Dresden. Die Frau, der das Tanzschuhgeschäft gehört, schaut ein wenig skeptisch. "Gibt es denn überhaupt gerade... einen Kurs..., an dem Sie teilnehmen können?", fragt sie vorsichtig, während ich weiter so hochmotiviert wie stümperhaft mit den glänzenden schwarzen Schuhen auf den Fliesenboden unter mir klackere.
Nein, natürlich nicht, erkläre ich, ich lerne das - wie alles in diesen Wochen - einfach online! Dazu sagt sie nichts, wahrscheinlich, um sich in diesen mageren Zeiten nicht selbst das Geschäft zu vermiesen - hat sie mich doch gerade erst zu meinem eigenen Schutz überzeugen können, vorerst die Anfänger-Stepptanzschuhe zu kaufen, nicht gleich das Profimodell.

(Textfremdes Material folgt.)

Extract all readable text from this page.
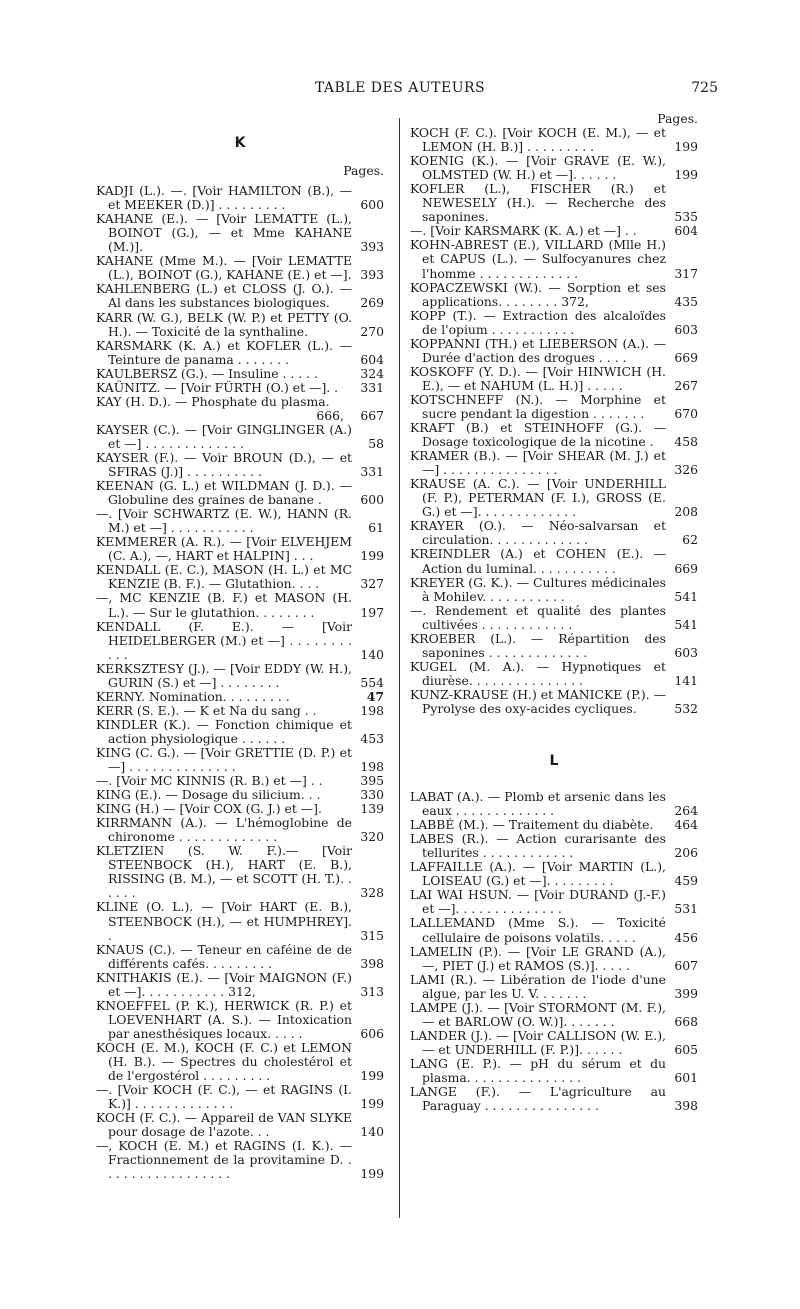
TABLE DES AUTEURS	725
K
Pages.
KADJI (L.). —. [Voir HAMILTON (B.), — et MEEKER (D.)] . . . . . . . . .	600
KAHANE (E.). — [Voir LEMATTE (L.), BOINOT (G.), — et Mme KAHANE (M.)].	393
KAHANE (Mme M.). — [Voir LEMATTE (L.), BOINOT (G.), KAHANE (E.) et —]. 393
KAHLENBERG (L.) et CLOSS (J. O.). — Al dans les substances biologiques.	269
KARR (W. G.), BELK (W. P.) et PETTY (O. H.). — Toxicité de la synthaline.	270
KARSMARK (K. A.) et KOFLER (L.). — Teinture de panama . . . . . . .	604
KAULBERSZ (G.). — Insuline . . . . .	324
KAÜNITZ. — [Voir FÜRTH (O.) et —]. .	331
KAY (H. D.). — Phosphate du plasma.
666,	667
KAYSER (C.). — [Voir GINGLINGER (A.) et —] . . . . . . . . . . . . .	58
KAYSER (F.). — Voir BROUN (D.), — et SFIRAS (J.)] . . . . . . . . . .	331
KEENAN (G. L.) et WILDMAN (J. D.). — Globuline des graines de banane .	600
—. [Voir SCHWARTZ (E. W.), HANN (R. M.) et —] . . . . . . . . . . .	61
KEMMERER (A. R.). — [Voir ELVEHJEM (C. A.), —, HART et HALPIN] . . .	199
KENDALL (E. C.), MASON (H. L.) et MC KENZIE (B. F.). — Glutathion. . . .	327
—, MC KENZIE (B. F.) et MASON (H. L.). — Sur le glutathion. . . . . . . .	197
KENDALL (F. E.). — [Voir HEIDELBERGER (M.) et —] . . . . . . . . . . .	140
KERKSZTESY (J.). — [Voir EDDY (W. H.), GURIN (S.) et —] . . . . . . . .	554
KERNY. Nomination. . . . . . . . .	47
KERR (S. E.). — K et Na du sang . .	198
KINDLER (K.). — Fonction chimique et action physiologique . . . . . .	453
KING (C. G.). — [Voir GRETTIE (D. P.) et —] . . . . . . . . . . . . . .	198
—. [Voir MC KINNIS (R. B.) et —] . .	395
KING (E.). — Dosage du silicium. . .	330
KING (H.) — [Voir COX (G. J.) et —].	139
KIRRMANN (A.). — L'hémoglobine de chironome . . . . . . . . . . . . .	320
KLETZIEN (S. W. F.).— [Voir STEENBOCK (H.), HART (E. B.), RISSING (B. M.), — et SCOTT (H. T.). . . . . .	328
KLINE (O. L.). — [Voir HART (E. B.), STEENBOCK (H.), — et HUMPHREY]. .	315
KNAUS (C.). — Teneur en caféine de de différents cafés. . . . . . . . .	398
KNITHAKIS (E.). — [Voir MAIGNON (F.) et —]. . . . . . . . . . . 312,	313
KNOEFFEL (P. K.), HERWICK (R. P.) et LOEVENHART (A. S.). — Intoxication par anesthésiques locaux. . . . .	606
KOCH (E. M.), KOCH (F. C.) et LEMON (H. B.). — Spectres du cholestérol et de l'ergostérol . . . . . . . . .	199
—. [Voir KOCH (F. C.), — et RAGINS (I. K.)] . . . . . . . . . . . . .	199
KOCH (F. C.). — Appareil de VAN SLYKE pour dosage de l'azote. . .	140
—, KOCH (E. M.) et RAGINS (I. K.). — Fractionnement de la provitamine D. . . . . . . . . . . . . . . . . .	199
Pages.
KOCH (F. C.). [Voir KOCH (E. M.), — et LEMON (H. B.)] . . . . . . . . .	199
KOENIG (K.). — [Voir GRAVE (E. W.), OLMSTED (W. H.) et —]. . . . . .	199
KOFLER (L.), FISCHER (R.) et NEWESELY (H.). — Recherche des saponines.	535
—. [Voir KARSMARK (K. A.) et —] . .	604
KOHN-ABREST (E.), VILLARD (Mlle H.) et CAPUS (L.). — Sulfocyanures chez l'homme . . . . . . . . . . . . .	317
KOPACZEWSKI (W.). — Sorption et ses applications. . . . . . . . 372,	435
KOPP (T.). — Extraction des alcaloïdes de l'opium . . . . . . . . . . .	603
KOPPANNI (TH.) et LIEBERSON (A.). — Durée d'action des drogues . . . .	669
KOSKOFF (Y. D.). — [Voir HINWICH (H. E.), — et NAHUM (L. H.)] . . . . .	267
KOTSCHNEFF (N.). — Morphine et sucre pendant la digestion . . . . . . .	670
KRAFT (B.) et STEINHOFF (G.). — Dosage toxicologique de la nicotine .	458
KRAMER (B.). — [Voir SHEAR (M. J.) et —] . . . . . . . . . . . . . . .	326
KRAUSE (A. C.). — [Voir UNDERHILL (F. P.), PETERMAN (F. I.), GROSS (E. G.) et —]. . . . . . . . . . . . .	208
KRAYER (O.). — Néo-salvarsan et circulation. . . . . . . . . . . . .	62
KREINDLER (A.) et COHEN (E.). — Action du luminal. . . . . . . . . . .	669
KREYER (G. K.). — Cultures médicinales à Mohilev. . . . . . . . . . .	541
—. Rendement et qualité des plantes cultivées . . . . . . . . . . . .	541
KROEBER (L.). — Répartition des saponines . . . . . . . . . . . . .	603
KUGEL (M. A.). — Hypnotiques et diurèse. . . . . . . . . . . . . . .	141
KUNZ-KRAUSE (H.) et MANICKE (P.). — Pyrolyse des oxy-acides cycliques.	532
L
LABAT (A.). — Plomb et arsenic dans les eaux . . . . . . . . . . . . .	264
LABBÉ (M.). — Traitement du diabète.	464
LABES (R.). — Action curarisante des tellurites . . . . . . . . . . . .	206
LAFFAILLE (A.). — [Voir MARTIN (L.), LOISEAU (G.) et —]. . . . . . . . .	459
LAI WAI HSUN. — [Voir DURAND (J.-F.) et —]. . . . . . . . . . . . . .	531
LALLEMAND (Mme S.). — Toxicité cellulaire de poisons volatils. . . . .	456
LAMELIN (P.). — [Voir LE GRAND (A.), —, PIET (J.) et RAMOS (S.)]. . . . .	607
LAMI (R.). — Libération de l'iode d'une algue, par les U. V. . . . . . .	399
LAMPE (J.). — [Voir STORMONT (M. F.), — et BARLOW (O. W.)]. . . . . . .	668
LANDER (J.). — [Voir CALLISON (W. E.), — et UNDERHILL (F. P.)]. . . . . .	605
LANG (E. P.). — pH du sérum et du plasma. . . . . . . . . . . . . . .	601
LANGE (F.). — L'agriculture au Paraguay . . . . . . . . . . . . . . .	398
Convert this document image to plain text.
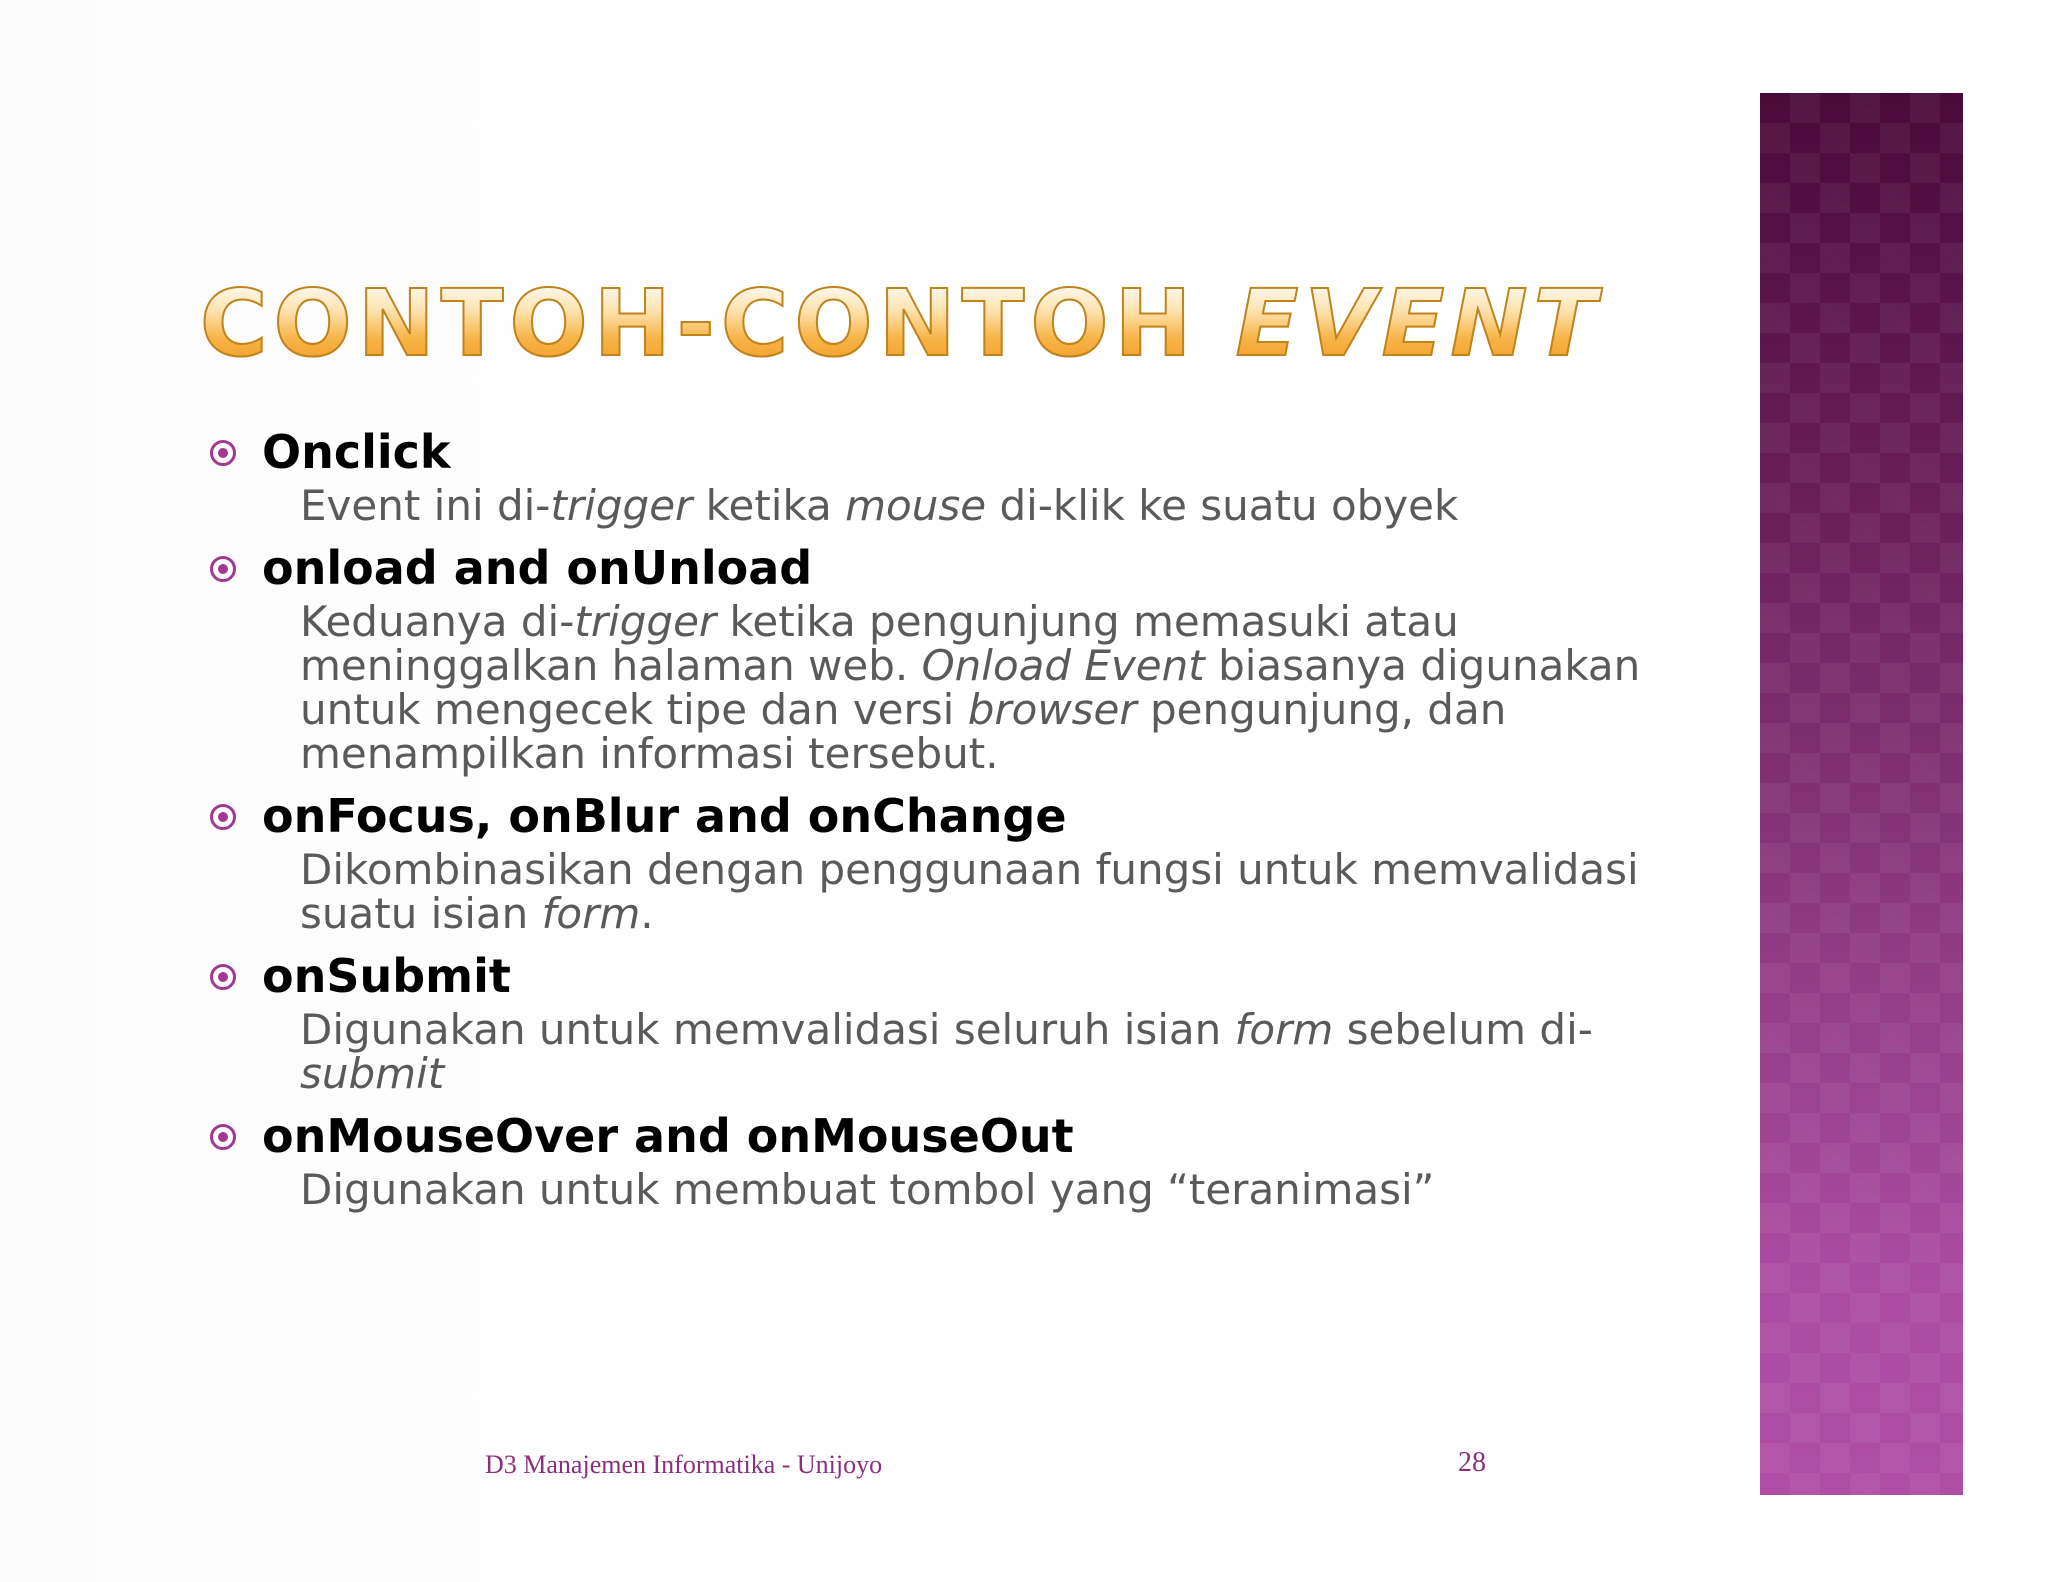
CONTOH-CONTOH EVENT
Onclick

Event ini di-trigger ketika mouse di-klik ke suatu obyek

onload and onUnload

Keduanya di-trigger ketika pengunjung memasuki atau

meninggalkan halaman web. Onload Event biasanya digunakan

untuk mengecek tipe dan versi browser pengunjung, dan

menampilkan informasi tersebut.

onFocus, onBlur and onChange

Dikombinasikan dengan penggunaan fungsi untuk memvalidasi

suatu isian form.

onSubmit

Digunakan untuk memvalidasi seluruh isian form sebelum di-

submit

onMouseOver and onMouseOut

Digunakan untuk membuat tombol yang “teranimasi”

D3 Manajemen Informatika - Unijoyo	28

Ich trage meine Trophäe trotzdem stolz nach Hause, denn: Ha! Ich werde im Lockdown nicht einfach gelangweilt oder gar verzweifelt herumsitzen, weil ich seit Monaten nicht tanzen, nicht schwimmen gehen und keine Freunde in Cafés treffen darf. Ich mache das Beste daraus - ich lerne Steppen!
Das ist nun gut zwei Monate her. Ich habe danach genau zweimal je 15 Minuten lang Shuffeln geübt (Klack nach vorne, Klack zurück, wichtig: ganz locker im Fußgelenk!), erfolgreich ein paar Kratzer ins Parkett geshuffelt und die Schuhe danach "erstmal" ins Regal geräumt. Ab und zu staube ich sie dort nun ab.
Ein sehr freundlicher Mann aus den USA, den ich nur aus seinen Video-Tutorials kenne, zieht mir trotzdem jeden Monat Geld von meinem Konto ab.
Dass ich das zulasse, liegt daran, dass ich erstens auch ihm die Einnahmen in dieser schwierigen Zeit gönne und zweitens ja jeden Moment wieder anfangen könnte mit dem Steppen. Jeden Moment.
Man kann nicht hochmotiviert so viele Projekte starten, ohne dass irgendwas hängen bleibt
Denn so ist das mit meinen Lockdown-Projekten: Ich bin Feuer und Flamme, besorge mir eine komplette Grundausstattung, bin hochmotiviert - und halte dann meist nur wenige Wochen durch. Noch ein Beispiel gefällig?
Im vergangenen Frühjahr habe ich mir eine Nähmaschine mit allem erdenklichen Zubehör gekauft und am allerersten Tag wirklich jedes kaputte Kleidungsstück in meinem Schrank repariert.
In den Wochen danach habe ich wie eine Besessene Stoffe gekauft, mir mithilfe von Youtube-Videos in Rekordzeit die wichtigsten Nähtechniken beigebracht und sogar tatsächlich mehrere Kleider genäht.
Dann wurde Sommer, die Inzidenz fiel - und bei dem schönen Wetter wäre es ja zu schade gewesen, den ganzen Tag an der Maschine zu sitzen.
Gelegentlich staube ich den Stapel schöner Stoffe ab, die Nähmaschine ruht vor Staub geschützt unter ihrer Stoffhülle. Jeden Moment könnte ich ja wieder etwas nähen. Jeden Moment.
Dass mich all diese Erfahrungen des Scheiterns an zu großen Idealen nicht nachhaltig demotivieren, liegt vielleicht daran, dass ich habe, was man gerne "Resilienz" nennt: "die Fähigkeit, schwierige Lebenssituationen ohne anhaltende Beeinträchtigung zu überstehen".
Ich nenne es lieber: "eine gute Portion Selbstbetrug". "Das hat aber noch nie geklappt", sagt eine innere Stimme in mir. Und ich antworte: "Ja, aber diesmal wird es sicher klappen!"
Und manchmal tut es das ja auch! Man kann nicht hochmotiviert so viele Projekte starten, ohne dass irgendwas hängen bleibt. Ja, vielleicht kann ich noch nicht steppen, aber vor einem halben Jahr wusste ich noch nicht, wie ein Shuffle funktioniert.
Vielleicht habe ich kein Nähstudio im Nebenerwerb eröffnet, aber zwei handgemachte Kleider mehr im Schrank. Eines davon ziehe ich an dem Tag an, wenn der Lockdown endlich endet. Wobei... Vielleicht schneidere ich mir bis dahin doch lieber ein neues.
An dieser Stelle schreiben Redakteure der Dresdner Stadtredaktionen aus ganz persönlicher Sicht über Gedanken, Beobachtungen und Erfahrungen aus dem Alltag im Lockdown.